Liverpool could yet follow fine January with domestic Cup double
The absence of domestic cups is a rare blemish on Jurgen Klopp’s CV – it could be put right in proper fashion this year.
It was comfortable enough for Liverpool in the end, although a goalless first half against Cardiff inevitably led to fears of a Manchester United-style disaster or at the very least a Chelsea-West Ham-style stress.
Three second-half goals from Diogo Jota, Takumi Minamino and, most pleasingly, the returning Harvey Elliott put any such concern to bed, though, meaning the whole ground could simply enjoy the sight of another teenage substitute, Rubin Colwill, lash home the final goal of the game for the visitors.
With no cupset to feast upon today, it was left to the nature of Liverpool’s goals to provide the narrative. With Jota’s precise header breaking the deadlock and Minamino taking advantage of a Cardiff defensive snafu pounced upon by new boy Luis Diaz before Elliott went spinning in the rain to ping one into the bottom corner and you’ve got your talking point: the evolution of the Liverpool attack. Taking a fantastically successful element of a team and slowly, carefully, methodically moving it forward to the next era is a fiendishly difficult trick to pull off. You only have to look at the Vieira, Carrick and Dembele-shaped holes that remain in the midfields of Arsenal, Manchester United and Spurs to see that.

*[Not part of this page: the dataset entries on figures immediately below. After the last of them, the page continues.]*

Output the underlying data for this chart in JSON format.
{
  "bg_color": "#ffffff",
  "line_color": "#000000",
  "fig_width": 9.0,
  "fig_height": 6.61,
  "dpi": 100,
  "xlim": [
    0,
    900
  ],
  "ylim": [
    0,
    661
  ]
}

The significance of Elliott’s dislocated ankle back in September probably wasn’t fully understood outside Liverpool. Beyond the sympathy for a promising 18-year-old suffering so serious an injury, its potential impact on Liverpool’s season was perhaps underplayed. He might only be 18, but his emergence was a key factor in Liverpool’s decision to stick rather than twist in the summer transfer window. Now he is back and, thanks to Spurs negotiating Porto down to an acceptable fee, Luis Diaz is here with him. The roar that greeted their double introduction from the subs’ bench was quite something, a heady mix of the two loudest and warmest possible of all substitute welcomes: the new guy, and the crowd favourite returning from long-term injury.
With the remarkable Jota already on the field and on the scoresheet there seems no escaping the fact that Liverpool’s attack is in good hands. They can already cope without Sadio Mane, Roberto Firmino – by far the least convincing attacker on display for Liverpool today – is already a squad player. Mo Salah might take a bit more replacing, but you’d not bet against Liverpool pulling it off would you?

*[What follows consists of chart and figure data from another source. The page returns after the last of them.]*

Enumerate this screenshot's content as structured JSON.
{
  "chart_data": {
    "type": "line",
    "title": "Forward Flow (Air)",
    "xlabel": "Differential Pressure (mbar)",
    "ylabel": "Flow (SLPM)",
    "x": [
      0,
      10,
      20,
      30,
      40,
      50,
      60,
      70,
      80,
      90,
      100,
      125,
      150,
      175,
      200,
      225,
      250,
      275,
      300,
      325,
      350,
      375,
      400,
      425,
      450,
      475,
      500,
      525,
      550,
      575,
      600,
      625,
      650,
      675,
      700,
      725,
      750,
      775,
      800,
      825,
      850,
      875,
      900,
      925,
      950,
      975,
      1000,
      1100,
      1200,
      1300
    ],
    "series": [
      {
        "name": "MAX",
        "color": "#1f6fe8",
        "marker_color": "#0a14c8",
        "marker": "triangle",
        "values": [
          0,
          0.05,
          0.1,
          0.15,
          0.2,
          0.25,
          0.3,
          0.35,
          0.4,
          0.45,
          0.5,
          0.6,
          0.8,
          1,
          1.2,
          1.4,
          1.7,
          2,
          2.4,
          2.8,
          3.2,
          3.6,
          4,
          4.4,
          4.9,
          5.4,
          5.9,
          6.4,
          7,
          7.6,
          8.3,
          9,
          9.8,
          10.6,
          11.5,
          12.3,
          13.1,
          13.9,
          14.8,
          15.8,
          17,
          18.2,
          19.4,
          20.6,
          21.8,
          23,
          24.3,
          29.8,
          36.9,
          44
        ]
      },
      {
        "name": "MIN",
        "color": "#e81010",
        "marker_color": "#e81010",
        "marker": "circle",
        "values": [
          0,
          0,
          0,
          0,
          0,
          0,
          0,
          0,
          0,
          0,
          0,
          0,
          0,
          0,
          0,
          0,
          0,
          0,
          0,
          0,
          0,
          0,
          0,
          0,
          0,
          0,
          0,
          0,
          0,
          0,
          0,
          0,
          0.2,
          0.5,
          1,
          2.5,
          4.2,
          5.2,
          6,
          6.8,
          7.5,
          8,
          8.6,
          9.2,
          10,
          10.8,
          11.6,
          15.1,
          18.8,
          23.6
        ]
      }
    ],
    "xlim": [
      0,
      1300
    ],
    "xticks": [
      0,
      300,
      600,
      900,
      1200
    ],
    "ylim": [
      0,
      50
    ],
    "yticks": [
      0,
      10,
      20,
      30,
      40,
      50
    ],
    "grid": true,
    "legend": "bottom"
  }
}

They are a remarkably consistent force in the transfer market, and the canny Daniel Levy-infuriating manoeuvring behind the Diaz deal showed just how smart they are at this. A 25-minute cameo against Cardiff is no basis on which to judge, but we’re going to do it anyway because he was both fun and tremendous. Tremendously fun. The sight of him clutching his knee in pain was by far the most worrying moment of the game for Liverpool and the relief when it turned out to be nothing more serious than a rogue stud to the joint rather than some internal mangling within it was palpable.
Last January’s understandable if panicked mistakes trying to patch up the absurdly depleted defence are easily written off as an accident of circumstance and stand out so keenly because they are so atypical of this Liverpool set-up in the transfer window. Other teams make those sort of mistakes all the time with or without an injury list from hell to prompt it.
A meaningful title challenge still looks unlikely this season but says far more about Manchester City than it does Liverpool, a team that continue to do most things right and are absolutely in the hunt for three other pieces of silverware. They are favourites for the Carabao final against Chelsea, third favourites for the Champions League and now, a win over Norwich away from a place in the last eight, second favourites too for the FA Cup. In a way, it might be the tournament Liverpool would most like to win given the choice. It is an absurd 16 years since that absurd win over West Ham and a nonsense that Liverpool have been to just one final and one semi-final since then given they are quite a good football team.
Jurgen Klopp’s record in domestic cups is the one minor blemish on his Liverpool record and there really does appear a fine chance to put that to bed with a double flourish even if City’s excellence does make the title a step too far for a team that, for all its excellence, is actually in transition.